I’m happy to report that, as far as we have been able to determine, all our speed-related problems at Mockingbird Tower are now resolved. Assuming this announcement doesn’t generate a spate of contrary responses, our next task will be to arrange for incremental UPS protection at our towers, beginning with the ones that are most highly subscribed; and working with our consultants to assure that we can deliver to our subscribers all the untapped bandwidth currently available at our Internet gateway.
For the technically curious, a brief description of the source of our speed problems appears below. (Warning: unpaved roads ahead!)
Most modern networks use an automatic routing protocol (OSPF) designed to detect tower and pathway outages automatically and re-route traffic over available alternative paths. This is why we desire to establish redundant pathways between as many pairs of towers as practical.

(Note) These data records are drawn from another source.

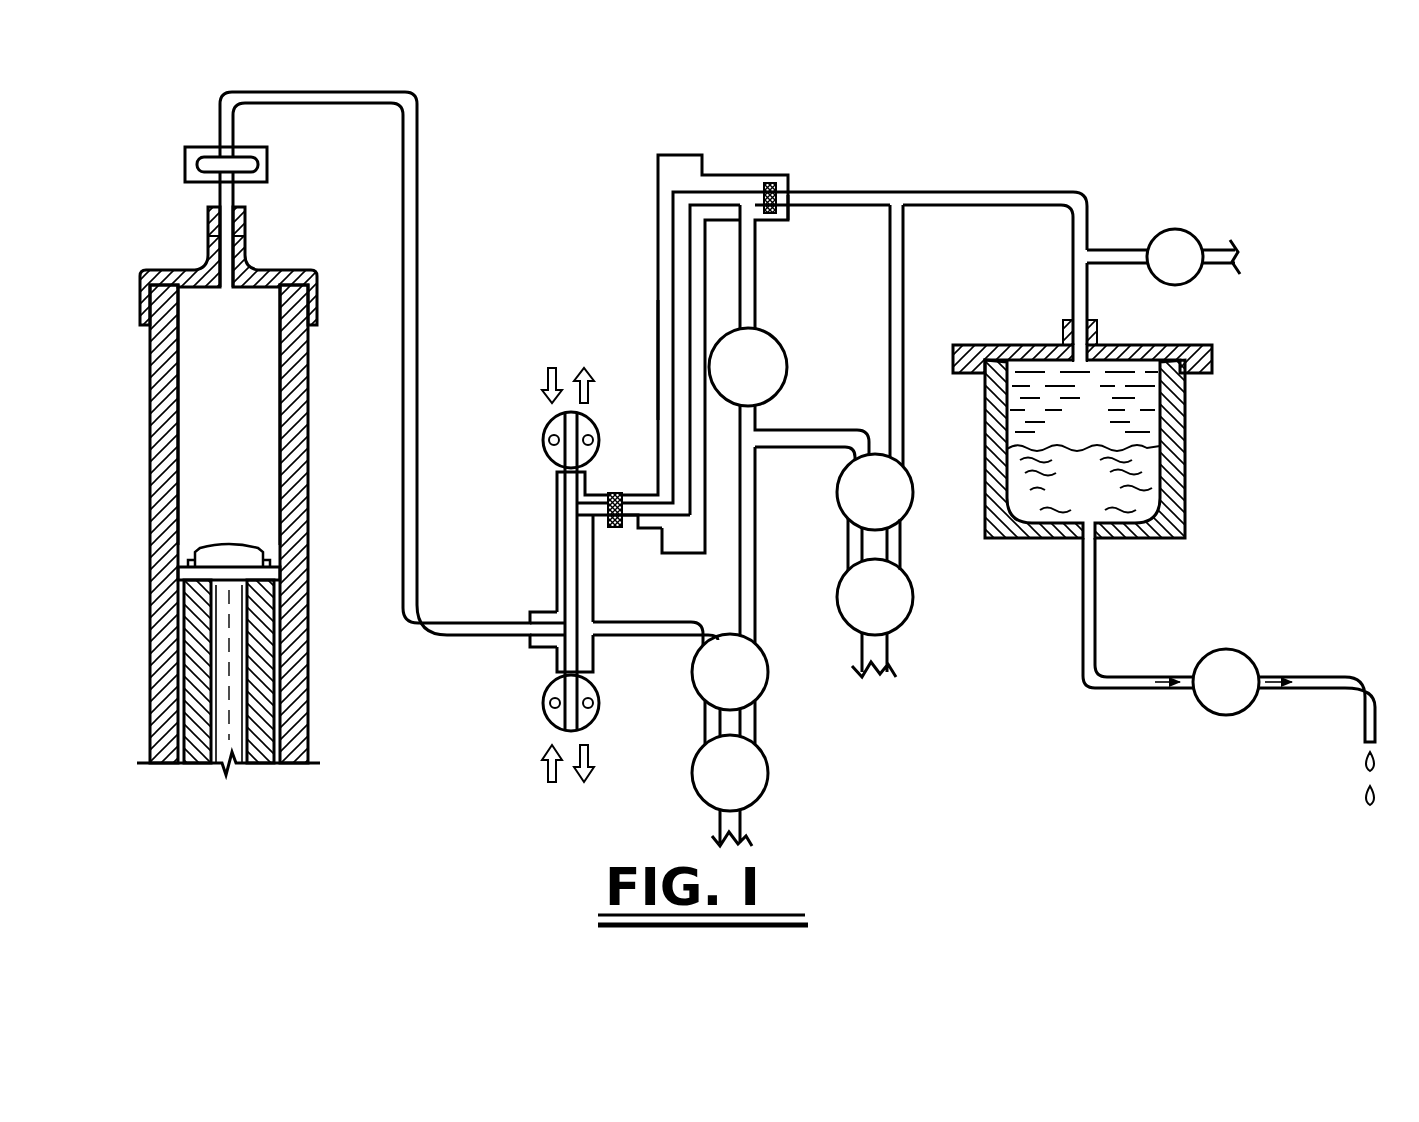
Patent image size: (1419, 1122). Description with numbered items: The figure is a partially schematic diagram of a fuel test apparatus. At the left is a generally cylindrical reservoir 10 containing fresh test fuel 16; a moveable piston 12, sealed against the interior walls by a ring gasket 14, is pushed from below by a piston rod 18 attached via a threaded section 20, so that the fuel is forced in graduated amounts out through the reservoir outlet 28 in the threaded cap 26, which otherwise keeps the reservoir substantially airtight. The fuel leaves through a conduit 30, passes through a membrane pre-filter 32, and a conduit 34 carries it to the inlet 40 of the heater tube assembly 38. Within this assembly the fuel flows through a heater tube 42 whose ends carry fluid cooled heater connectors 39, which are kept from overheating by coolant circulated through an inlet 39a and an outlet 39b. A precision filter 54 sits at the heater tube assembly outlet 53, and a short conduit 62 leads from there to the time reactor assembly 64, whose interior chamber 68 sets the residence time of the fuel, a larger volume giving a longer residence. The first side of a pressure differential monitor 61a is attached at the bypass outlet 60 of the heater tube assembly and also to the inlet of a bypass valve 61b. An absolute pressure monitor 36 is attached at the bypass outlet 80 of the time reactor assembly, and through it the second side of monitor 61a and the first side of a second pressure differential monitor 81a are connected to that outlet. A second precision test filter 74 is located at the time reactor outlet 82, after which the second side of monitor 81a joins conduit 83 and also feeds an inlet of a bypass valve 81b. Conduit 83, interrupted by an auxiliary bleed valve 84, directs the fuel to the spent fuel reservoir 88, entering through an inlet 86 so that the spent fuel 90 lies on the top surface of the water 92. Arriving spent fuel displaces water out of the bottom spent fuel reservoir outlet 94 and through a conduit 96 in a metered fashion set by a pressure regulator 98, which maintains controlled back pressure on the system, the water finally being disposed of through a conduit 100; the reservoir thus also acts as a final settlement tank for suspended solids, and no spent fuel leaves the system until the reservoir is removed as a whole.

The reservoir 10 is at (147, 483).
The piston 12 is at (282, 575).
The ring gasket 14 is at (283, 548).
The test fuel 16 is at (237, 466).
The piston rod 18 is at (264, 628).
The threaded section 20 is at (258, 740).
The threaded cap 26 is at (142, 278).
The reservoir outlet 28 is at (205, 236).
The conduit 30 is at (236, 192).
The membrane pre-filter 32 is at (216, 148).
The conduit 34 is at (418, 150).
The absolute pressure monitor 36 is at (785, 352).
The heater tube assembly 38 is at (555, 542).
The fluid cooled heater connectors 39 is at (545, 452).
The inlet 39a is at (540, 378).
The outlet 39b is at (590, 378).
The inlet 40 is at (528, 617).
The heater tube 42 is at (578, 656).
The outlet 53 is at (628, 528).
The precision filter 54 is at (607, 495).
The bypass outlet 60 is at (613, 530).
The pressure differential monitor 61a is at (770, 680).
The bypass valve 61b is at (770, 780).
The conduit 62 is at (652, 492).
The time reactor assembly 64 is at (652, 330).
The interior chamber 68 is at (634, 334).
The second precision test filter 74 is at (768, 183).
The bypass outlet 80 is at (757, 228).
The pressure differential monitor 81a is at (913, 485).
The bypass valve 81b is at (912, 605).
The outlet 82 is at (790, 208).
The conduit 83 is at (925, 190).
The auxiliary bleed valve 84 is at (1154, 241).
The inlet 86 is at (1064, 333).
The spent fuel reservoir 88 is at (1188, 440).
The spent fuel 90 is at (1099, 422).
The water 92 is at (1099, 497).
The spent fuel reservoir outlet 94 is at (1080, 547).
The conduit 96 is at (1082, 660).
The pressure regulator 98 is at (1240, 656).
The conduit 100 is at (1343, 678).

In networks with complex interconnections, it’s possible for the automatic algorithm to set up an alternative topology that routes packets in such a way that they can arrive at the same location from multiple sources, potentially causing an unending feedback loop (“packet storm”). To prevent this, another protocol (RSTP) briefly shuts down redundant pathways that cause such problems, forcing “timeouts” that allow the feedback loops to die out.
In January, our router manufacturer released an upgrade of their software that subtly broke RSTP, which fault wasn’t identified in the field for quite some time.
In mid-March, immediately after the sensational “Vault 7” Wikileaks disclosure, we were forced by circumstances to promptly adopt one of the descendants of that January release, in order to close security loopholes whose details were now internationally available to hackers. We were still unaware of the bug, or how it might affect us.
Some time after that, we began seeing mysterious subscriber unit dropouts, as RSTP decided not to route traffic over perfectly functional paths. This is when we discovered the existence of the bug, and exercised our only recourse, which was to disable RSTP on any portion of our network we found to be misbehaving, right down to the subscriber roof units themselves, until communication was re-established with the affected subscriber. In all cases, we detected and remedied the break in communication without the subscriber ever reporting it to us. Other than one or two cases, all these dropouts occurred on the Mockingbird Tower and neighborhood POPs fed by the Mockingbird Tower.
On June 20, our manufacturer finally released a bug fix for this problem, which we adopted after testing. Now that the bug was fixed, since we had modified many subscriber units to evade it, we changed our nighty maintenance script to re-enable RSTP on all the bridges in our network.
And that’s where we goofed.
We essentially created a few very large RSTP bridges, inadvertently crossing wireless boundaries, that encompassed every device connected to a tower.
Because the RSTP protocol requires bridge devices to communicate among themselves (at some overhead) to detect packet storms, our error put the bandwidth available to any subscriber at the mercy of the bandwidth available to the subscriber with the weakest performance. When RSTP failed to hear back from these units within its allotted time — which was pretty often — it would enforce a four-second timeout suspending on all traffic on the bridge — meaning, the entire tower. As you might guess, this brought tower performance to a crawl.
It was a subtle and insidious error, one that took us and our consultants weeks to locate, because it gave all indications of being caused by some radio frequency issue. It hit Mockingbird the hardest because by necessity Mockingbird (due to local terrain factors) serves a greater number of marginal subscribers than any of our other towers.
Once the problem was obvious, we corrected it by hand, one at a time, on each of the 50+ Mockingbird subscriber units, the tower itself, and all inter-tower link units on our network; and recoded the nightly maintenance script to correct it on our other towers as well. At that point, we were left with a pure speed issue on Mockingbird, which turned out to be the result of a broadcast protocol change we played with during the weeks that we were searching for the real cause of our problem. Once we reverted that, full tower performance resumed.
Yes, it was a highly technical nightmare, the sort of labyrinth network engineers can be faced with navigating on any given day. There are a relative handful of people in the world who know everything there is to know about networking, and (despite commercial training and frequent recertification) I’m confident I’ll never be among them. But what Grand Avenue Broadband can bring to the table instead are the resources and the willingness to obtain expert help when indicated, and the perseverance to pursue problem situations until they are resolved.
Thanks for making us your Internet provider.